Europe has identified its first case of the variant in Belgium. The Guardian reports that the case emerged in an unvaccinated young woman who had recently travelled from Egypt via Turkey and developed mild flu symptoms 11 days later.
Israel's Prime Minister Naftali Bennett said on Friday it is "on the verge of a state of emergency" regarding the new variant, and that he would "act fast, strong and now".
One case was detected in a person who returned from Malawi, according to Israeli media reports quoting the country's health ministry. Another two suspected infections were yet to be confirmed with test results. All three are said to have been fully vaccinated.
What are different countries doing to stop the spread?
The WHO has warned against countries hastily imposing travel restrictions, saying they should look to a "risk-based and scientific approach."
Nevertheless, an increasing number of nations including the UK and the Netherlands have temporarily halted flights from South Africa, Botswana, Namibia, Zimbabwe, Eswatini (formerly Swaziland) and Lesotho.
The Head of the European Commission, Ursula von der Leyen, has called for all EU nations to put on the "emergency brake" and stop flights from the region.
"It is now important that all of us in Europe act very swiftly, decisively and united," she said on Friday.
The EU is already struggling to cope with fresh waves of the virus, and several countries have re-imposed lockdowns and restrictions.
Singapore, Italy, France and Israel are among those who have also placed Mozambique on their red lists.
The Czech Republic will ban anyone who has spent more than 12 hours in those nations and also Zambia from entering as of Saturday.
Japan has announced that from Saturday, travellers from much of southern Africa will need to quarantine for 10 days and take a total of four tests during that time.
"The key to crisis management is to prepare for the worst," the Japan Times newspaper quoted chief cabinet secretary Hirokazu Matsuno as saying.
Germany, which is currently going through a fourth wave of infections because of the Delta variant, will allow only Germans to fly into Germany from South Africa as of Friday night.
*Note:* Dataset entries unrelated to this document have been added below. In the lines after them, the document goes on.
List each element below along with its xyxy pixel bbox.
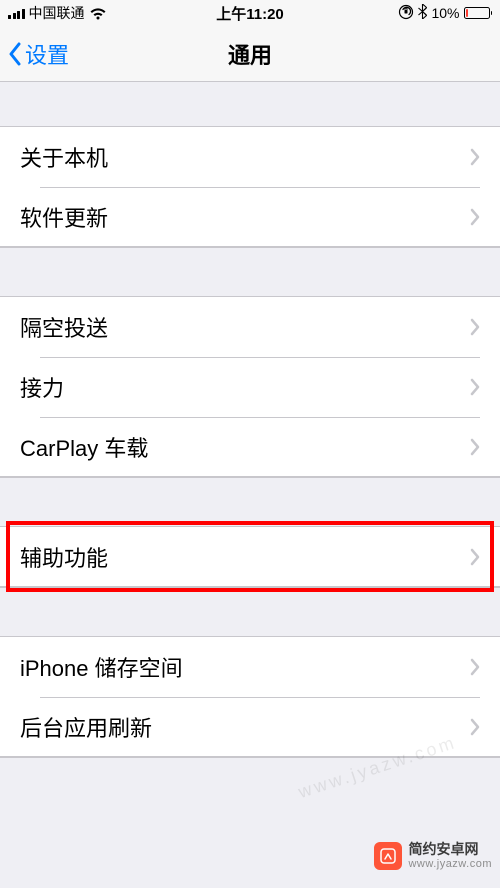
cell-label: CarPlay 车载	[20, 431, 470, 463]
chevron-right-icon	[470, 548, 480, 566]
chevron-right-icon	[470, 658, 480, 676]
group-spacer	[0, 478, 500, 526]
cell-label: 隔空投送	[20, 311, 470, 343]
back-button[interactable]: 设置	[8, 38, 69, 70]
cell-label: 接力	[20, 371, 470, 403]
watermark-sub: www.jyazw.com	[408, 858, 492, 870]
chevron-right-icon	[470, 378, 480, 396]
status-right: 10%	[398, 4, 492, 23]
settings-group-2: 隔空投送 接力 CarPlay 车载	[0, 296, 500, 478]
watermark-text: 简约安卓网 www.jyazw.com	[408, 842, 492, 869]
cell-accessibility[interactable]: 辅助功能	[0, 527, 500, 587]
watermark-icon	[374, 842, 402, 870]
watermark: 简约安卓网 www.jyazw.com	[374, 842, 492, 870]
carrier-label: 中国联通	[29, 3, 85, 23]
settings-group-3: 辅助功能	[0, 526, 500, 588]
settings-group-1: 关于本机 软件更新	[0, 126, 500, 248]
chevron-right-icon	[470, 318, 480, 336]
cell-software-update[interactable]: 软件更新	[0, 187, 500, 247]
cell-label: 软件更新	[20, 201, 470, 233]
cell-iphone-storage[interactable]: iPhone 储存空间	[0, 637, 500, 697]
cell-about[interactable]: 关于本机	[0, 127, 500, 187]
watermark-title: 简约安卓网	[408, 842, 492, 857]
nav-bar: 设置 通用	[0, 26, 500, 82]
group-spacer	[0, 82, 500, 126]
cell-label: iPhone 储存空间	[20, 651, 470, 683]
battery-pct: 10%	[431, 5, 459, 21]
cell-label: 后台应用刷新	[20, 711, 470, 743]
cell-carplay[interactable]: CarPlay 车载	[0, 417, 500, 477]
status-left: 中国联通	[8, 3, 107, 23]
wifi-icon	[89, 7, 107, 20]
back-label: 设置	[25, 38, 69, 70]
group-spacer	[0, 588, 500, 636]
chevron-right-icon	[470, 148, 480, 166]
cell-label: 辅助功能	[20, 541, 470, 573]
chevron-left-icon	[8, 42, 22, 66]
chevron-right-icon	[470, 438, 480, 456]
chevron-right-icon	[470, 208, 480, 226]
cell-airdrop[interactable]: 隔空投送	[0, 297, 500, 357]
group-spacer	[0, 248, 500, 296]
battery-icon	[464, 7, 493, 19]
status-time: 上午11:20	[216, 3, 284, 24]
settings-group-4: iPhone 储存空间 后台应用刷新	[0, 636, 500, 758]
bluetooth-icon	[418, 4, 427, 22]
page-title: 通用	[228, 38, 272, 70]
signal-icon	[8, 7, 25, 19]
status-bar: 中国联通 上午11:20 10%	[0, 0, 500, 26]
chevron-right-icon	[470, 718, 480, 736]
cell-label: 关于本机	[20, 141, 470, 173]
orientation-lock-icon	[398, 4, 414, 23]
cell-handoff[interactable]: 接力	[0, 357, 500, 417]
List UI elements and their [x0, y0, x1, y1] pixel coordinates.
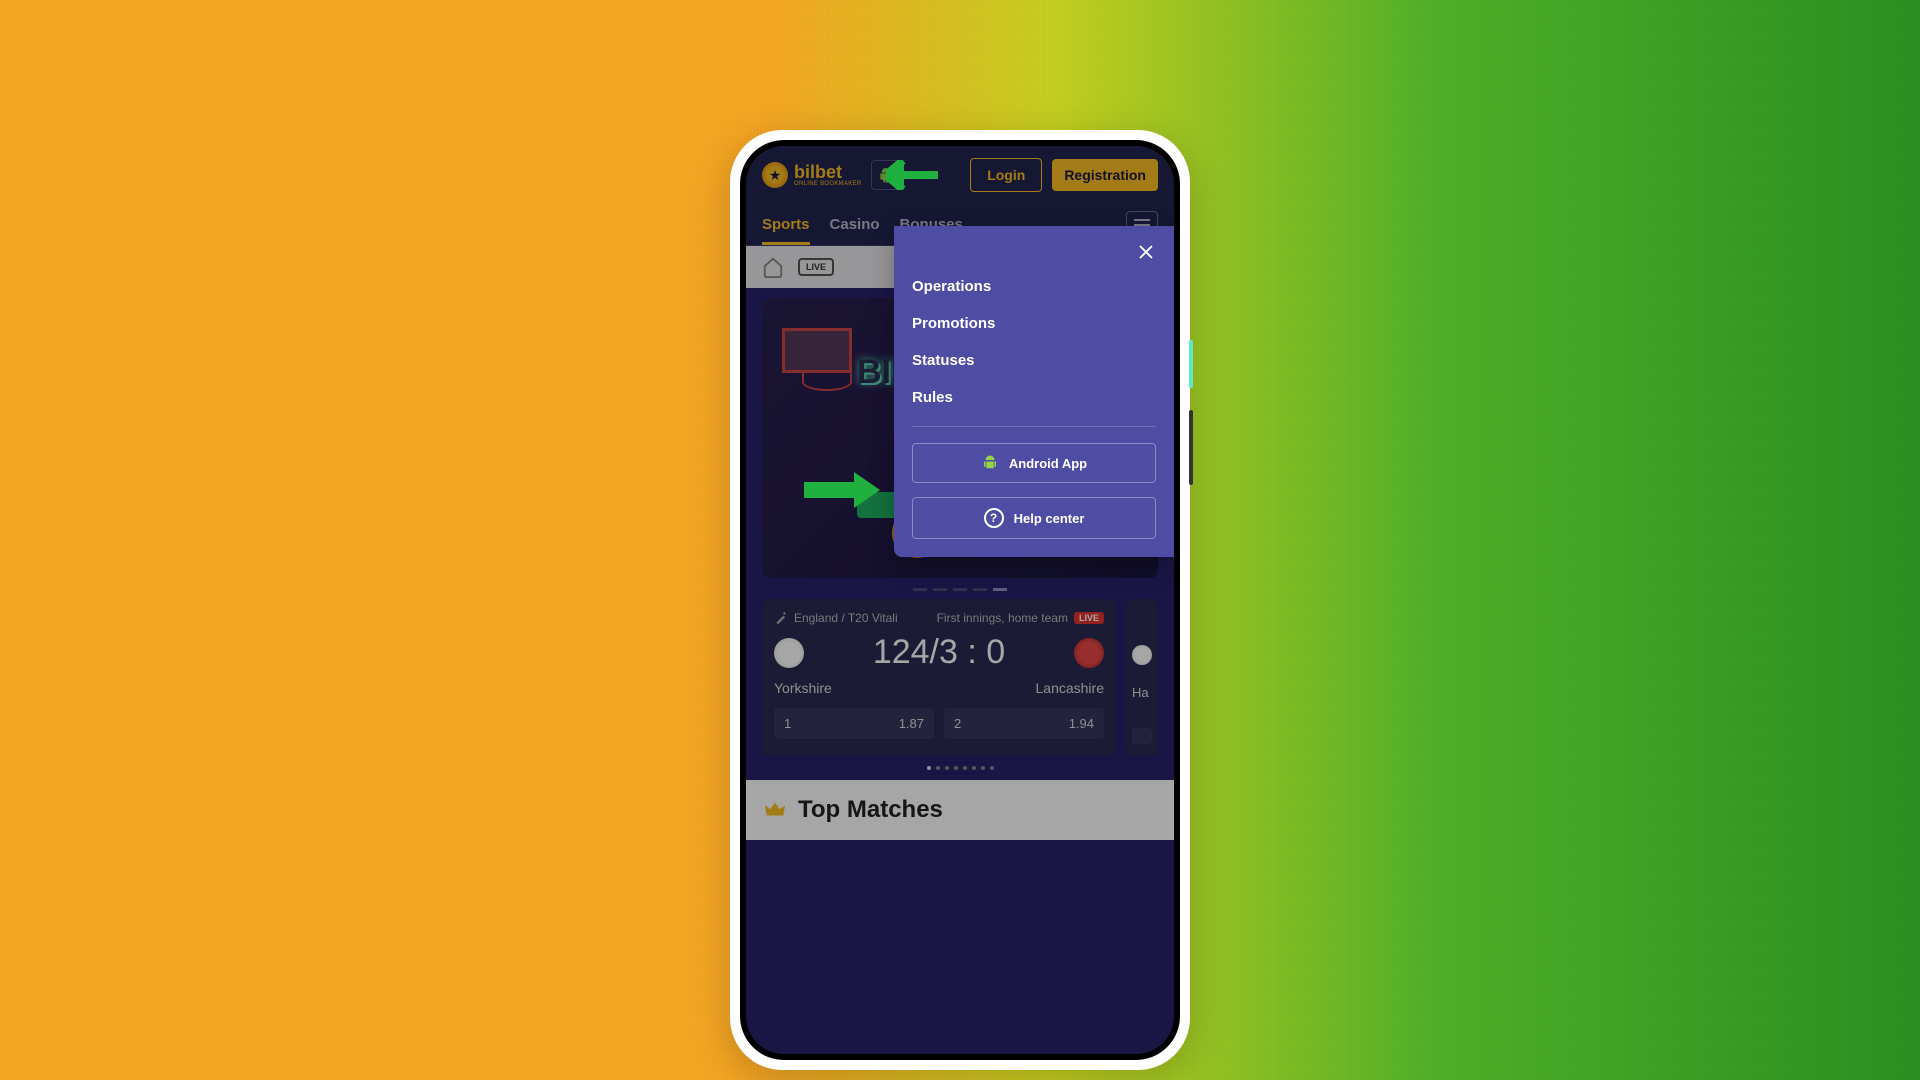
android-app-label: Android App [1009, 456, 1087, 471]
close-button[interactable] [1134, 240, 1158, 264]
phone-inner-frame: ★ bilbet ONLINE BOOKMAKER Login Registra… [740, 140, 1180, 1060]
android-icon [981, 454, 999, 472]
menu-item-operations[interactable]: Operations [912, 278, 1156, 295]
android-app-button[interactable]: Android App [912, 443, 1156, 483]
menu-item-rules[interactable]: Rules [912, 389, 1156, 406]
phone-screen: ★ bilbet ONLINE BOOKMAKER Login Registra… [746, 146, 1174, 1054]
menu-item-statuses[interactable]: Statuses [912, 352, 1156, 369]
annotation-arrow-android-app [804, 468, 880, 512]
phone-side-button [1189, 340, 1193, 388]
close-icon [1137, 243, 1155, 261]
phone-frame: ★ bilbet ONLINE BOOKMAKER Login Registra… [730, 130, 1190, 1070]
menu-item-promotions[interactable]: Promotions [912, 315, 1156, 332]
annotation-arrow-header [886, 160, 938, 190]
help-center-button[interactable]: ? Help center [912, 497, 1156, 539]
help-center-label: Help center [1014, 511, 1085, 526]
popup-menu-list: Operations Promotions Statuses Rules [912, 278, 1156, 406]
app-content: ★ bilbet ONLINE BOOKMAKER Login Registra… [746, 146, 1174, 1054]
popup-divider [912, 426, 1156, 427]
side-menu-popup: Operations Promotions Statuses Rules And… [894, 226, 1174, 557]
phone-side-button [1189, 410, 1193, 485]
help-icon: ? [984, 508, 1004, 528]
The head of the country's RKI public health institute, Lothar Wieler, said he was very worried about the new variant.
Meanwhile, the German air force on Friday began airlifting patients within the country for the first time during the pandemic, flying people from Bavaria to Münster-Osnabrück in the west, where there are more intensive care beds free.
India has ordered more rigourous screening and testing for travellers arriving from South Africa, Botswana and Hong Kong, local media is reporting.
Reactions from South Africa
Health Minister Joe Phaahla told reporters that the flight bans against the country were "unjustified".
"The reaction of some of the countries, in terms of imposing travel bans, and such measures, are completely against the norms and standards as guided by the World Health Organisation," Phaahla said.
The bans already appear to be causing confusion at a number of airports. Passengers on a plane travelling from Cape Town to Manchester via Amsterdam told the BBC that they were held on the tarmac at Schiphol Airport in the Dutch capital for four hours, before eventually disembarking to take PCR tests.
Meanwhile, the flight bans threaten to separate families over the festive season.
Ruth Daines-Slack, 70, had booked to fly from Cape Town to the UK next week for Christmas and her mother's 100th birthday celebration. She told the BBC she is "beyond devastated" that she will no longer be able to make the trip, adding that the UK's travel ban is a "knee-jerk reaction".
The UK was one of the first nations to impose a flight ban, which South Africa's foreign ministry has criticised as a "rushed decision" made before the WHO has made any announcement on the variant.